Bezpośrednim przełożonym mojej prababci w Oświęcimiu był właśnie Mengele - którego wspomniała raz, bo tylko raz opowiedziała o tym, co ją spotkało. Nigdy nie chciała do tego wracać. Wywieźli ją do obozu po wielu śledztwach, przesłuchaniach, nalotach Gestapo w domu i szpitalu. Wszystko przez to, że, jako ordynator oddziału zakaźnego w Toruniu (kto był na Bielanach: to ten budynek po lewej stronie, nie pamiętam, co tam teraz jest, chyba urazówka), przetrzymywała w podziemiach polskich żołnierzy. Udzielała im także medycznej pomocy, ryzykując życiem - swoim, swojej matki i dwóch małych córek.
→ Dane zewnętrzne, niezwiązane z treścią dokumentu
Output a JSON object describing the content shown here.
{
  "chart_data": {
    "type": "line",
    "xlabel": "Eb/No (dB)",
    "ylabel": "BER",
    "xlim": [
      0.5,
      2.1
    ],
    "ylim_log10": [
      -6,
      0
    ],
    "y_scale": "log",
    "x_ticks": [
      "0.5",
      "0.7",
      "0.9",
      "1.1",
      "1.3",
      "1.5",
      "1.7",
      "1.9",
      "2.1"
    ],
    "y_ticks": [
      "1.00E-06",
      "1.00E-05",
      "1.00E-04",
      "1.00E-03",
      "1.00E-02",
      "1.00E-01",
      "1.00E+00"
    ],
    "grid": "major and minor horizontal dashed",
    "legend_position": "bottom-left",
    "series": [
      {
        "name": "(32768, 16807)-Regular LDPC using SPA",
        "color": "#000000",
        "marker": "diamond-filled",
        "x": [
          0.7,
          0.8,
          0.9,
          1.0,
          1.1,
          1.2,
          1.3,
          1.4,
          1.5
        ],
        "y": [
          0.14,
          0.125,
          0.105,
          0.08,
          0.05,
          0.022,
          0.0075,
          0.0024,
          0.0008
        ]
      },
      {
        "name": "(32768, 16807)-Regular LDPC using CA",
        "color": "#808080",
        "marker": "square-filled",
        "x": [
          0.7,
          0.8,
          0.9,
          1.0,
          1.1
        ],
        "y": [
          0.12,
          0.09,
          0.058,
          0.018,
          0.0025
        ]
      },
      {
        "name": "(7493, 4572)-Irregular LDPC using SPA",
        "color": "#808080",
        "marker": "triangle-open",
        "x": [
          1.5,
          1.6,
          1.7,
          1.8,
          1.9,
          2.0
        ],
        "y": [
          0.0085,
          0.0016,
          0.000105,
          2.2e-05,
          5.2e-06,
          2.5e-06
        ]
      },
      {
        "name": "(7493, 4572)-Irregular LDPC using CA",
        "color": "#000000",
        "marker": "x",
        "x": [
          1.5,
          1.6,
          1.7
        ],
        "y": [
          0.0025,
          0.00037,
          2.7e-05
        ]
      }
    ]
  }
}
Wywieźli ją nie jako zwykłą więźniarkę, ale lekarza. Miała za zadanie leczyć właśnie te zarażone przez Mengelego kobiety. Potem zorganizowała i przeprowadziła ucieczkę około 40 Polek z obozu. Ona jednak mówiła co innego o Mengelem: to był prawdziwy sadysta, jakiego nigdy wcześniej nie spotkała. Potrafił uderzyć na krzywe spojrzenie, krzyczał i poniżał - na zmianę z okresami, kiedy był do bólu szarmancki. To był psychopata, którego nikomu nie wolno usprawiedliwiać, jak choćby robi to emka1990.